The key word there is “violent.” Now, one could argue that since the inception of movies, violence has been prevalent in them and that would be true. But the violence of, say, John Wayne’s “The Searchers” was kid stuff compared to the violence of the video game “Grand Theft Auto.” Violence in movies of the 1950s never looked very real and was never meant to shock or inflame. That doesn’t seem to be the case in the current spate of violent movies and games, and even television.

But what are we to do about it? Movies, TV, games, etc., are protected, rightfully, by the First Amendment because they are, in a way, examples of speech, as is flag burning. OK, we have to accept that.

That means society has less of a role to play, as an entity, than do its individual members, particularly parents. If you are even contemplating for a moment buying your kid a violent game or movie for Christmas, please think again. You might think these things are harmless, but how can you be sure? You can’t be.

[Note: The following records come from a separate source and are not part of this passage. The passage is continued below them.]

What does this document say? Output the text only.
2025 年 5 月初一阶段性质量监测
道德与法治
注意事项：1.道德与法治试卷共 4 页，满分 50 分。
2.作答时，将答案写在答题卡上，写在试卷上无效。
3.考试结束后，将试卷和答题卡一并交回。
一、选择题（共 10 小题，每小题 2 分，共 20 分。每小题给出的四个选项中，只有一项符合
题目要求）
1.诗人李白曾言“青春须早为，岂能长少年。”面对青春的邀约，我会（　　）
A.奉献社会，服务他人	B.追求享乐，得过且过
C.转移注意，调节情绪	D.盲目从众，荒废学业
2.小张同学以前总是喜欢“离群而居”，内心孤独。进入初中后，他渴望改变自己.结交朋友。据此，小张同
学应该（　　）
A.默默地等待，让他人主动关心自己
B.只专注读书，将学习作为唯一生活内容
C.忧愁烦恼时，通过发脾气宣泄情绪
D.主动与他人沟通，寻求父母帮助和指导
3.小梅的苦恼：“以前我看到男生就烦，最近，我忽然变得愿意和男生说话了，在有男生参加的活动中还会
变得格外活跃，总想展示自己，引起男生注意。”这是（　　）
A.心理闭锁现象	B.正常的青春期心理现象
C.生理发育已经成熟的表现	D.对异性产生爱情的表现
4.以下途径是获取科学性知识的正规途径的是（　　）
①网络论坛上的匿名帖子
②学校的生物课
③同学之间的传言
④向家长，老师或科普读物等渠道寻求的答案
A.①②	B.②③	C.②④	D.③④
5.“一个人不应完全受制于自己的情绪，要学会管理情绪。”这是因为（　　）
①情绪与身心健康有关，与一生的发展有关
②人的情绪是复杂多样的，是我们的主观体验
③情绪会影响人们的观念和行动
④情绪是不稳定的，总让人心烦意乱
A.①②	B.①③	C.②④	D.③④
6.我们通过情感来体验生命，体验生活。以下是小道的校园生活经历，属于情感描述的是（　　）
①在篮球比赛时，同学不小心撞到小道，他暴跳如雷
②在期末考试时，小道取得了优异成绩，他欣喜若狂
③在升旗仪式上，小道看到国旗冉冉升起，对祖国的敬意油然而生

What you don’t want is to have to look back, years from now, and wonder ...

One of the things we should not do is jump on the capital punishment bandwagon that one local legislator hopes to get rolling. Anyone who thinks that the idea of the death penalty would have stopped four punks from perpetrating the horror in Mont Vernon is seriously mistaken. Nobody parses the consequences before they do something like than, any more than kids younger than 21 think about the laws against underage drinking before they go to an underage drinking party. Our thought processes simply don’t work like that.

If you want to support capital punishment, be honest about it: it’s revenge, not a deterrent.

But let’s first try to stop our kids from getting to the point where they think breaking the law is cool. If you absolutely need to buy them some electronic thing, buy them Kindles. Or, better yet, real books.